Carmen Herrera: Unknown No More
Carmen Herrera had a career that stretches back to late 1940s Paris, but today she’s virtually unknown except to a rarefied group of art world cognoscenti that include the curatorial staff at El Museo del Barrio and New York Times critics.
For all the attention that Latin American artists have enjoyed in the past 15 years or so, with the flowering of Fridamania and significant shows like the watershed exhibit “Latin American Artists of the 20th Century” in 1993 at New York’s Museum of Modern Art, mention Carmen Herrera’s name to many reasonably well-informed folks and you’ll be met with silence.
Herrera did not make it into the MOMA show. “I went to New York and saw her work about 10 months ago and I couldn’t understand why someone of this caliber wasn’t better known,” says Miami Art Central director Rina Carvajal.
Since the late 1990s, Herrera has exhibited sporadically at a handful of venues in New York, Toronto, Paris and Havana. In 1998, her black-and-white paintings at New York’s El Museo del Barrio were favorably reviewed.
The artist’s vibrantly ordered abstract geometric paintings were also included in Outside Cuba, the 1987 exhibit that traveled to Miami after opening at the Jane Vorhees Zimmerli Art Museum at Rutgers University, and in the 1988 Latin American Spirit: Art and Artists in the United States, 1920-1970 that opened at the Bronx Museum of the Arts.
But since then, there’s been almost a virtual silence, something Carvajal hopes will change with the MAC exhibit. The MAC director said she has recently fielded inquiries about Herrera from London’s Tate Gallery, England’s prime showcase for contemporary art.
Carvajal, who joined MAC in July 2004 as its executive director and chief curator, sees this show as part of a larger effort. “Our mission,” she says of MAC, “is to do international art from everywhere, but being in Miami it’s also time to do Latin American artists that need acknowledgement.”
Even with that 1993 Museum of Modern Art exhibit, she says that “there were stereotypes still, even though you could see the richness of these artists. There was an expectation of what Latin American artists could paint. They had to be colorful, they had to be figurative.”

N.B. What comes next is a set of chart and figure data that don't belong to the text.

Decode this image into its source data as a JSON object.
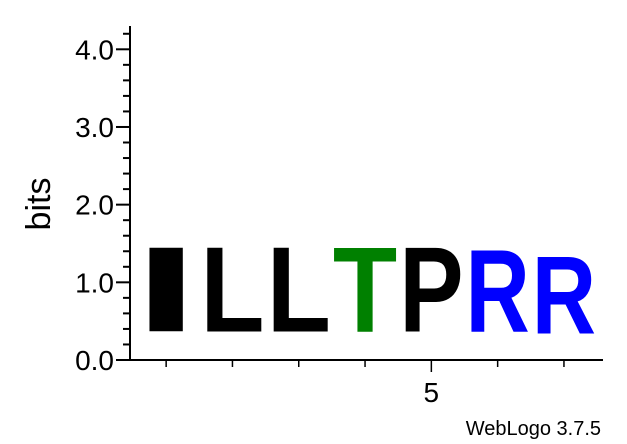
{
  "chart_data": {
    "type": "sequence-logo",
    "ylabel": "bits",
    "ylim": [
      0,
      4.3
    ],
    "yticks": [
      {
        "value": 0.0,
        "label": "0.0"
      },
      {
        "value": 1.0,
        "label": "1.0"
      },
      {
        "value": 2.0,
        "label": "2.0"
      },
      {
        "value": 3.0,
        "label": "3.0"
      },
      {
        "value": 4.0,
        "label": "4.0"
      }
    ],
    "yminor_step": 0.2,
    "positions": [
      1,
      2,
      3,
      4,
      5,
      6,
      7
    ],
    "xtick_labels": [
      {
        "position": 5,
        "label": "5"
      }
    ],
    "columns": [
      {
        "position": 1,
        "letter": "I",
        "bits": 1.75,
        "color": "#000000"
      },
      {
        "position": 2,
        "letter": "L",
        "bits": 1.75,
        "color": "#000000"
      },
      {
        "position": 3,
        "letter": "L",
        "bits": 1.75,
        "color": "#000000"
      },
      {
        "position": 4,
        "letter": "T",
        "bits": 1.75,
        "color": "#008000"
      },
      {
        "position": 5,
        "letter": "P",
        "bits": 1.75,
        "color": "#000000"
      },
      {
        "position": 6,
        "letter": "R",
        "bits": 1.7,
        "color": "#0000ff"
      },
      {
        "position": 7,
        "letter": "R",
        "bits": 1.6,
        "color": "#0000ff"
      }
    ],
    "grid": false
  },
  "credit": "WebLogo 3.7.5"
}
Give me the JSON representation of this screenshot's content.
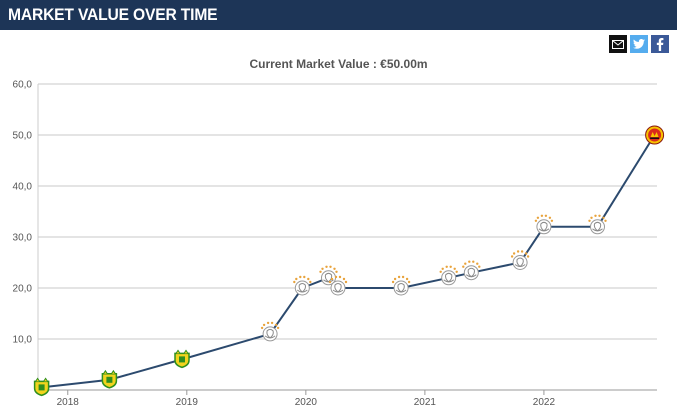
{
  "header": {
    "title": "MARKET VALUE OVER TIME"
  },
  "share": {
    "icons": [
      "email-icon",
      "twitter-icon",
      "facebook-icon"
    ]
  },
  "colors": {
    "header_bg": "#1d3557",
    "line": "#2c4a6e",
    "grid": "#c8c8c8",
    "club_mechelen": "#2f8f1e",
    "club_ajax": "#c8102e",
    "club_manutd": "#da291c"
  },
  "chart_data": {
    "type": "line",
    "title": "Current Market Value : €50.00m",
    "xlabel": "",
    "ylabel": "",
    "ylim": [
      0,
      60
    ],
    "yticks": [
      "",
      "10,0",
      "20,0",
      "30,0",
      "40,0",
      "50,0",
      "60,0"
    ],
    "xticks": [
      "2018",
      "2019",
      "2020",
      "2021",
      "2022"
    ],
    "xlim": [
      2017.75,
      2022.95
    ],
    "grid": true,
    "series": [
      {
        "points": [
          {
            "x": 2017.78,
            "y": 0.5,
            "club": "mechelen"
          },
          {
            "x": 2018.35,
            "y": 2,
            "club": "mechelen"
          },
          {
            "x": 2018.96,
            "y": 6,
            "club": "mechelen"
          },
          {
            "x": 2019.7,
            "y": 11,
            "club": "ajax"
          },
          {
            "x": 2019.97,
            "y": 20,
            "club": "ajax"
          },
          {
            "x": 2020.19,
            "y": 22,
            "club": "ajax"
          },
          {
            "x": 2020.27,
            "y": 20,
            "club": "ajax"
          },
          {
            "x": 2020.8,
            "y": 20,
            "club": "ajax"
          },
          {
            "x": 2021.2,
            "y": 22,
            "club": "ajax"
          },
          {
            "x": 2021.39,
            "y": 23,
            "club": "ajax"
          },
          {
            "x": 2021.8,
            "y": 25,
            "club": "ajax"
          },
          {
            "x": 2022.0,
            "y": 32,
            "club": "ajax"
          },
          {
            "x": 2022.45,
            "y": 32,
            "club": "ajax"
          },
          {
            "x": 2022.93,
            "y": 50,
            "club": "manutd"
          }
        ]
      }
    ]
  }
}
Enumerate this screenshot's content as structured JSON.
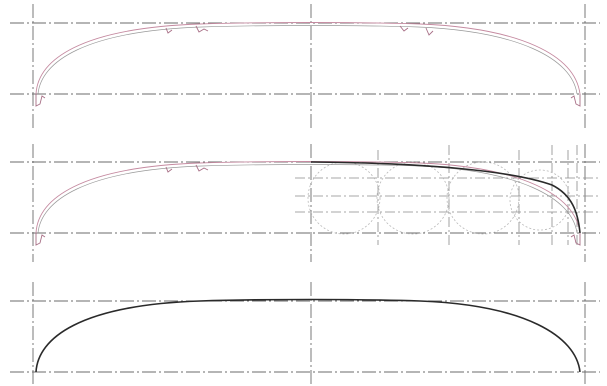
{
  "diagram": {
    "panels": [
      {
        "id": "panel-1",
        "content": "traced-vessel-profile"
      },
      {
        "id": "panel-2",
        "content": "profile-fitting-with-construction-circles"
      },
      {
        "id": "panel-3",
        "content": "fitted-profile"
      }
    ],
    "colors": {
      "background": "#ffffff",
      "center_line": "#6b6b6b",
      "trace": "#c58aa0",
      "fitted_curve": "#2a2a2a",
      "construction": "#b9b9b9"
    }
  }
}
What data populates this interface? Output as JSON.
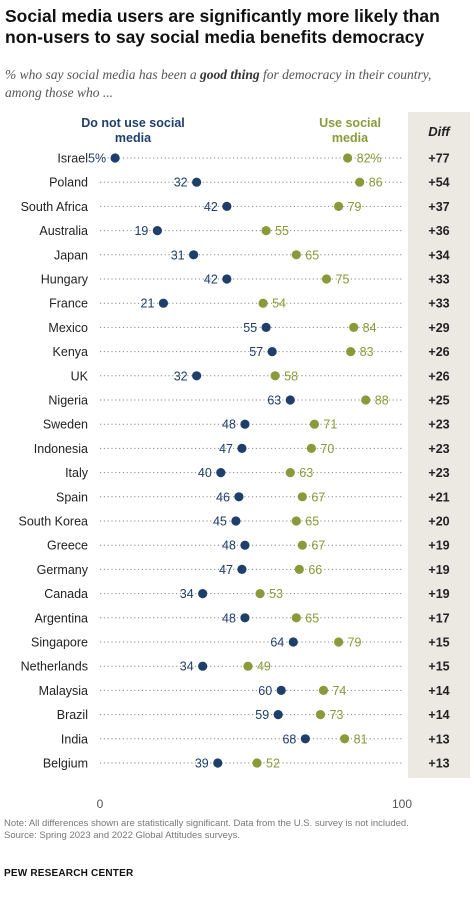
{
  "title": "Social media users are significantly more likely than non-users to say social media benefits democracy",
  "subtitle_pre": "% who say social media has been a ",
  "subtitle_bold": "good thing",
  "subtitle_post": " for democracy in their country, among those who ...",
  "note": "Note: All differences shown are statistically significant. Data from the U.S. survey is not included.",
  "source": "Source: Spring 2023 and 2022 Global Attitudes surveys.",
  "brand": "PEW RESEARCH CENTER",
  "colors": {
    "nonusers": "#1f3f6b",
    "users": "#8a9a3a",
    "dots_line": "#888888"
  },
  "chart_data": {
    "type": "dot",
    "xlim": [
      0,
      100
    ],
    "x_tick_labels": [
      "0",
      "100"
    ],
    "diff_header": "Diff",
    "categories": [
      "Israel",
      "Poland",
      "South Africa",
      "Australia",
      "Japan",
      "Hungary",
      "France",
      "Mexico",
      "Kenya",
      "UK",
      "Nigeria",
      "Sweden",
      "Indonesia",
      "Italy",
      "Spain",
      "South Korea",
      "Greece",
      "Germany",
      "Canada",
      "Argentina",
      "Singapore",
      "Netherlands",
      "Malaysia",
      "Brazil",
      "India",
      "Belgium"
    ],
    "series": [
      {
        "name": "Do not use social media",
        "values": [
          5,
          32,
          42,
          19,
          31,
          42,
          21,
          55,
          57,
          32,
          63,
          48,
          47,
          40,
          46,
          45,
          48,
          47,
          34,
          48,
          64,
          34,
          60,
          59,
          68,
          39
        ],
        "labels": [
          "5%",
          "32",
          "42",
          "19",
          "31",
          "42",
          "21",
          "55",
          "57",
          "32",
          "63",
          "48",
          "47",
          "40",
          "46",
          "45",
          "48",
          "47",
          "34",
          "48",
          "64",
          "34",
          "60",
          "59",
          "68",
          "39"
        ]
      },
      {
        "name": "Use social media",
        "values": [
          82,
          86,
          79,
          55,
          65,
          75,
          54,
          84,
          83,
          58,
          88,
          71,
          70,
          63,
          67,
          65,
          67,
          66,
          53,
          65,
          79,
          49,
          74,
          73,
          81,
          52
        ],
        "labels": [
          "82%",
          "86",
          "79",
          "55",
          "65",
          "75",
          "54",
          "84",
          "83",
          "58",
          "88",
          "71",
          "70",
          "63",
          "67",
          "65",
          "67",
          "66",
          "53",
          "65",
          "79",
          "49",
          "74",
          "73",
          "81",
          "52"
        ]
      }
    ],
    "diff": [
      "+77",
      "+54",
      "+37",
      "+36",
      "+34",
      "+33",
      "+33",
      "+29",
      "+26",
      "+26",
      "+25",
      "+23",
      "+23",
      "+23",
      "+21",
      "+20",
      "+19",
      "+19",
      "+19",
      "+17",
      "+15",
      "+15",
      "+14",
      "+14",
      "+13",
      "+13"
    ]
  }
}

In an 11-minute documentary about Herrera’s life and career that MAC prepared in the artist’s downtown New York loft and neighborhood in August, a white-haired, arthritic, but gamely persistent and quietly eloquent Herrera talks about making art in the post-war years when stereotypical expectations about Latin American artists were especially dominant.
The documentary begins as the artist, who has lived in New York since 1952, recalls being visited years ago by a prominent art dealer who gave the artist this blunt message: I can’t represent you because you are a woman and you are Latin American.
This unnamed art dealer nevertheless admitted, Herrera recalls, ” ‘You are a wonderful painter. You can paint circles around the artists I have in this gallery.’ ”
Surprisingly enough, in the documentary Herrera does not come across as bitter. She actually says that she welcomed the years of ensuing silence, because she always wanted “absolute silence, absolute quiet” while painting, and her art does project a cool, meditative state that’s far from the emotional, gestural blizzard of dripped paint in works by Jackson Pollock or in the Pop Art cleverness of Andy Warhol, two of the many mostly male artists who reaped noisy success in New York while she quietly painted away.
Her 1998 exhibit of the geometrical, optically charged black-and-white paintings, like “Verticals” and “Untitled” (both from 1952) at El Museo del Barrio was an education to many. Art historian Juan Martinez, who teaches at Florida International University, admits that he first learned of her work from that show back in 1998.
In the closing reception for this exhibit, he will discuss abstraction in Cuban art in the middle years of the 20th century. In researching his book “Cuban Art and National Identity: The Vanguardia Painters, 1927-1950” (University Press of Florida), Martinez says he found no mention of Herrera among the many catalogs and gallery announcements he reviewed.
Born in Havana in 1915, Herrera was trained at the school of architecture at the University of Havana. The angular joints and open spaces of architecture are clearly part of her vision of abstraction, which quietly contrasts a sense of space that moves forward with one that recedes, but she also cites the painter and pioneering Modernist Amelia Peláez as an important influence.
From 1949 to 1952, she lived and worked in Paris. Annually she showed in Paris in the Salon des Réalitiés Nouvelles, considered the most important venue for reintroducing abstract art to an audience badly shaken by the horrors of World War II.
Paris was the busy place where, she says in the MAC documentary, “I found my way in painting.” There she encountered a book about luminous squares in the abstract painting of Josef Albers, the German-born artist who was one of the first of influential Bauhaus artists to move to the United States in the wake of the Nazis. After the luminous squares of Albers in Paris, there were the long, overlooked years in New York when Herrera continued to paint in “absolute silence, absolute quiet.”
International recognition finally came.